1日目 福井(後編) 2017年5月3日


 うるしの里会館から県道18号線で山を抜け国道364号線へ進み、禅で有名な曹洞宗の大本山永平寺へ。
 ここは、今から約770年前に曹洞宗のボス道元によって開かれた道場で、今でも座禅による厳しい修業が行われている寺。

 そのスケジュールは3時半に起床し、座禅(1時間)とお勤めをして7時に朝食。それから掃除と座禅(1時間)、勤行をして12時に昼食。
 午後は作務に座禅(2時間)、勤行をして17時に夕食。そしてまた座禅(2時間)をして21時に就寝というもの。

 食事はもちろん仏教の戒律に基づいた精進料理。この修業を1年間勤めれば、修行僧は坊さんになれるという。
 ただでさえ厳しい修行の上に真冬は零下になる環境なので、辛さに耐えられず逃げ出す修行僧も少なくはないようだ。

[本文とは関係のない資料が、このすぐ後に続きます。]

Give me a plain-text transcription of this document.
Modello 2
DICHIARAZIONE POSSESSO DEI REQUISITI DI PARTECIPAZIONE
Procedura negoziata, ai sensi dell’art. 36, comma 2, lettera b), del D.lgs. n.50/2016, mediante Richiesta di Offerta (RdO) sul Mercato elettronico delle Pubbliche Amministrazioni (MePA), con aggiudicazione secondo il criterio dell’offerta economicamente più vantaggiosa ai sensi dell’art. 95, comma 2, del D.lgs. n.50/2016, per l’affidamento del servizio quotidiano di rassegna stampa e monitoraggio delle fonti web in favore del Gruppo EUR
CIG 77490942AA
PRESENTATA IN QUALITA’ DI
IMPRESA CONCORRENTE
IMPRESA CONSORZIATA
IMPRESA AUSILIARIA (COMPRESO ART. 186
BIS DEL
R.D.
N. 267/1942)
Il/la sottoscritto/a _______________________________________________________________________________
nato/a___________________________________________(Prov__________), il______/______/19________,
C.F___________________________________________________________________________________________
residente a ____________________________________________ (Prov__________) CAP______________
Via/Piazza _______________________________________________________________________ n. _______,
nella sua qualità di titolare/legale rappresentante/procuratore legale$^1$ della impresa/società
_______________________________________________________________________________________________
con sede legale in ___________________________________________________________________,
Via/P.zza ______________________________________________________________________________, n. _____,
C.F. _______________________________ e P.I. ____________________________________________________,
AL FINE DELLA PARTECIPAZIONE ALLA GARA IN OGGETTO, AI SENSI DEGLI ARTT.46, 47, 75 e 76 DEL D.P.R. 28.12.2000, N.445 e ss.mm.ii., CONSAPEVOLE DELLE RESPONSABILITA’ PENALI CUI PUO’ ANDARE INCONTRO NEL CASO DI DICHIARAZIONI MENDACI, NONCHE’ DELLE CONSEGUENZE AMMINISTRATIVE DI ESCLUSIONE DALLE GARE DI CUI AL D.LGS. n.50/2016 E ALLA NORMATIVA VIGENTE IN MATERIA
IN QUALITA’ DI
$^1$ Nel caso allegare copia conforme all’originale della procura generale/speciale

 私は大型トラックの運転手という仕事上、朝3時半出勤で19時頃帰宅、それで寝るのは21時半という日も少なくはない。
 寝起きは修行僧と似たリズムだが、酒、女、博打好きな煩悩まみれの私には、こんな修業は到底勤まらない。それを滅する事が出来る坊さんは、やはり偉い人だ。

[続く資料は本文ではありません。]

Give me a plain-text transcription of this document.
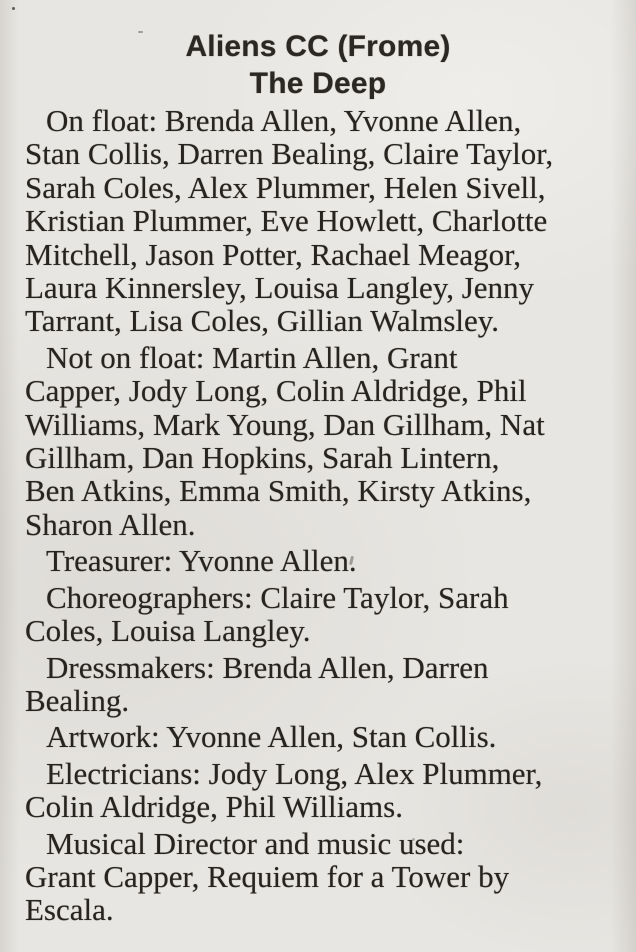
Aliens CC (Frome)
The Deep

On float: Brenda Allen, Yvonne Allen,
Stan Collis, Darren Bealing, Claire Taylor,
Sarah Coles, Alex Plummer, Helen Sivell,
Kristian Plummer, Eve Howlett, Charlotte
Mitchell, Jason Potter, Rachael Meagor,
Laura Kinnersley, Louisa Langley, Jenny
Tarrant, Lisa Coles, Gillian Walmsley.

Not on float: Martin Allen, Grant
Capper, Jody Long, Colin Aldridge, Phil
Williams, Mark Young, Dan Gillham, Nat
Gillham, Dan Hopkins, Sarah Lintern,
Ben Atkins, Emma Smith, Kirsty Atkins,
Sharon Allen.

Treasurer: Yvonne Allen.

Choreographers: Claire Taylor, Sarah
Coles, Louisa Langley.

Dressmakers: Brenda Allen, Darren
Bealing.

Artwork: Yvonne Allen, Stan Collis.

Electricians: Jody Long, Alex Plummer,
Colin Aldridge, Phil Williams.

Musical Director and music used:
Grant Capper, Requiem for a Tower by
Escala.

 永平寺からは県道を北上して東尋坊へ。ここは自殺の名所として有名だが、国の名勝の天然記念物でもある。マグマが冷え固まって出来た五角形、六角形の柱状の岩は、自然の力を強じる勇壮な景色。
 来るまでは凄い断崖を想像していたが、崖の上に立ってもそれ程の迫力を感じなかった。それでも高さは23mあるので、飛び降りれば間違いなく死ぬだろう。

 今日はもうのんびりしようと東尋坊から少し南に戻り、道の駅みくにを今夜の寝床に。夕方までまだ時間があったので、折り畳み自転車を出して芦原温泉へ。
 明治17年に開湯した福井県最大の温泉街らしいが、駅前に和風な旅館がいくつかあっただけ。賑やかな温泉街を想像していたが、人もまばらでひっそりとしていた。

 目ぼしい日帰り温泉も見当たらなかったので、駅前にあった無料の足湯に浸かって温泉気分。その後、道の駅に戻る途中で、スーパーに寄って食料と地酒をゲット。
 車に戻って昼間買った湯飲みに酒を注ぎ、肉や刺身で初日の晩餐。今頃は永平寺の修行僧は精進料理で夕食中だろうかと、地酒を飲みながら瞑想、ではなく酩酊した。